While profiling my application, I noticed that the function com.mysql.jdbc.getCharsetNameForIndex() takes sometimes 5% of the execution time. 

It can be less, but it can also be worse if there are many columns with a Charset in the answer. ( It's called for each column) 

This function does a seek in a hasmap and two equalsIgnoreCase() 

For me (and probably most of us), this function returns always the same value. ( "UTF-8" in my case) 

From my point of view, a function which returns almost always the same result should not takes so much time.

Fred.

How to repeat:
I've made some tests with a table with 50 columns :

CREATE TABLE `test` (
  `idTest` bigint(20) NOT NULL AUTO_INCREMENT,
  `varchar01` varchar(10) NOT NULL DEFAULT '',
  `varchar02` varchar(10) NOT NULL DEFAULT '',
  `varchar03` varchar(10) NOT NULL DEFAULT '',
  `varchar04` varchar(10) NOT NULL DEFAULT '',
  ...
  `varchar49` varchar(10) NOT NULL DEFAULT '',
  `varchar50` varchar(10) NOT NULL DEFAULT '',
  PRIMARY KEY (`idTest`)
) ENGINE=InnoDB AUTO_INCREMENT=1 DEFAULT CHARSET=utf8

I've inserted one row and launch "SELECT * FROM test;" for 100 seconds.

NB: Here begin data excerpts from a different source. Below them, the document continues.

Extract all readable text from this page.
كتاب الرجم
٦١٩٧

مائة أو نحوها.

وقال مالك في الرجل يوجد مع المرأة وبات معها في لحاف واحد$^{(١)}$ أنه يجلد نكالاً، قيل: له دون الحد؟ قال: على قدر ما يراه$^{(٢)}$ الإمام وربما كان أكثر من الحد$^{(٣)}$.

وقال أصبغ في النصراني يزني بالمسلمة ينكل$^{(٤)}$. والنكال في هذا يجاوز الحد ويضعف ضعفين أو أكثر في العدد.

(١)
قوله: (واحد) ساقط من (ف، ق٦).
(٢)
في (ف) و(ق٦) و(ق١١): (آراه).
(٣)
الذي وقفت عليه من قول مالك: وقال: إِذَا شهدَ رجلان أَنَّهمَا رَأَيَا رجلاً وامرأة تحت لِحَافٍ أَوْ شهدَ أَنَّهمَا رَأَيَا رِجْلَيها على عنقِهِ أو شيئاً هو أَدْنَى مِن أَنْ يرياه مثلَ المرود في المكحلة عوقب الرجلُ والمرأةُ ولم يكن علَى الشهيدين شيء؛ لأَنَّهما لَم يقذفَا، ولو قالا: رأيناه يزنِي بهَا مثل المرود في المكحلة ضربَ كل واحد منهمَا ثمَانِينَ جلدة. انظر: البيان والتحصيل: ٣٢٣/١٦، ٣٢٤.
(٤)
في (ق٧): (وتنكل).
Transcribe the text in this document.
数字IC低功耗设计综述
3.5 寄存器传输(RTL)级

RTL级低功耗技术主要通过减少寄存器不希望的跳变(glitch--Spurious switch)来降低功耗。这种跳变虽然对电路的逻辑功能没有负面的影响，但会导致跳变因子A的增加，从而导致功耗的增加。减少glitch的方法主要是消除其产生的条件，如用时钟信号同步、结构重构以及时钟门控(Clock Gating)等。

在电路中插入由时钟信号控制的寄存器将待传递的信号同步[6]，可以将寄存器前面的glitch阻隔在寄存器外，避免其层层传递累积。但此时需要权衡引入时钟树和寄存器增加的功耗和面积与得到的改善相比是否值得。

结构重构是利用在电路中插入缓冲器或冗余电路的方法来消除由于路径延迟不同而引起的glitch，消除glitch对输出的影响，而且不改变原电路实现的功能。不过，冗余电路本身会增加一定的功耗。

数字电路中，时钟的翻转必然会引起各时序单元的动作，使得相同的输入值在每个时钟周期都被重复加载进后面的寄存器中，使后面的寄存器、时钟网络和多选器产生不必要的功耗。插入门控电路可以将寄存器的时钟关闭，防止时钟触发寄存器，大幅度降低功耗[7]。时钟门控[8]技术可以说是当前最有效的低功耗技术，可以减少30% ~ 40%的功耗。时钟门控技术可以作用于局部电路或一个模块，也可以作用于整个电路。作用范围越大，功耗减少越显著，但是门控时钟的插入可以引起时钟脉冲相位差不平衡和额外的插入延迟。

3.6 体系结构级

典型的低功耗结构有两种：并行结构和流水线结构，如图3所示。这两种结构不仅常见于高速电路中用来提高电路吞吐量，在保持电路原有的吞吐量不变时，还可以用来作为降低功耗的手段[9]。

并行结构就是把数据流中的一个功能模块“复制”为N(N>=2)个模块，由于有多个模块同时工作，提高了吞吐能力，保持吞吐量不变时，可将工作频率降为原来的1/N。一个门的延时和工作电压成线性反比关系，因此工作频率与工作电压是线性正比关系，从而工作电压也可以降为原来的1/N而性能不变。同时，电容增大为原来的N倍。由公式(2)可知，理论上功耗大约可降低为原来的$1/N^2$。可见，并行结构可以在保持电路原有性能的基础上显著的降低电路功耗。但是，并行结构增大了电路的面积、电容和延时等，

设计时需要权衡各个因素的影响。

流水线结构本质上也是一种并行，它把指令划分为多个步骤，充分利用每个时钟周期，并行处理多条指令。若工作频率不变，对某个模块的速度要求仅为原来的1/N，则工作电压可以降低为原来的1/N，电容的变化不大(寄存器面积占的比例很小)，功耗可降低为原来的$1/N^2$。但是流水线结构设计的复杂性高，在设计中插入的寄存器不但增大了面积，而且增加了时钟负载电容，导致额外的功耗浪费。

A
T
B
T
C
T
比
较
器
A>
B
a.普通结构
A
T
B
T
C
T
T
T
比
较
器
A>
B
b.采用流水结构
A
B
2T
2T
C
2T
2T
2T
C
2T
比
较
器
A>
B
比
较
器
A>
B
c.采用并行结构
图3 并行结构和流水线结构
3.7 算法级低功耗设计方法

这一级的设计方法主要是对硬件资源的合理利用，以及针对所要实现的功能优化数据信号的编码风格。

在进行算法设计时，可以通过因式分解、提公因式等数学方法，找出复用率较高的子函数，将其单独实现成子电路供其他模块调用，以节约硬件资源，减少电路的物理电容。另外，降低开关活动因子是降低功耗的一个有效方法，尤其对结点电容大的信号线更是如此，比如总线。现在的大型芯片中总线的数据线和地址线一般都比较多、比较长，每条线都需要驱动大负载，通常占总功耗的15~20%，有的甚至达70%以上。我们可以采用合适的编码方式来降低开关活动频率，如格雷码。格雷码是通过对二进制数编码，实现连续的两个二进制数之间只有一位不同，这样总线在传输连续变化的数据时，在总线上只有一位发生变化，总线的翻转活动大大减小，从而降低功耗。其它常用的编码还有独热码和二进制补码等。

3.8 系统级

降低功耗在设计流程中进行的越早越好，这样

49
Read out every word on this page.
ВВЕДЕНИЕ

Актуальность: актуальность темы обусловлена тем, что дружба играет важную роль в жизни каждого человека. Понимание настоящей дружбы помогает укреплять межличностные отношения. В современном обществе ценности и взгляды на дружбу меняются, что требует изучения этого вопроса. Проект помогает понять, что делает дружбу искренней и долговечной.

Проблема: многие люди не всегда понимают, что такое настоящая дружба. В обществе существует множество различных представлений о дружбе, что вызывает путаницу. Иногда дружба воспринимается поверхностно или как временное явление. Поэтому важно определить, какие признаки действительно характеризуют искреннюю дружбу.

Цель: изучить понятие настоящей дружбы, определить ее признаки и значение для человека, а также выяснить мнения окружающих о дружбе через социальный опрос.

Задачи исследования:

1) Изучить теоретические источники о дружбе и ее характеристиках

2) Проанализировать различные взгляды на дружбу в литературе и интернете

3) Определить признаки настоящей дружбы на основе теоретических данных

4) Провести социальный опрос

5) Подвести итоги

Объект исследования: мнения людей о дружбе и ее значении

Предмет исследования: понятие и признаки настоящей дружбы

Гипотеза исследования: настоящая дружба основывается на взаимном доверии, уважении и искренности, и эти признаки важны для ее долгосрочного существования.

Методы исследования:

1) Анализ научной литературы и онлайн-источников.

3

If I hardcode "UTF-8" as the result of getCharsetNameForIndex(), I am able to do 4.1% more SELECT.
[2 Aug 2012 21:22] John Russell
Added to changelog for 5.1.22: 

The com.mysql.jdbc.getCharsetNameForIndex() method was made more
efficient, resulting in better performance for queries against tables
containing many columns with string data types.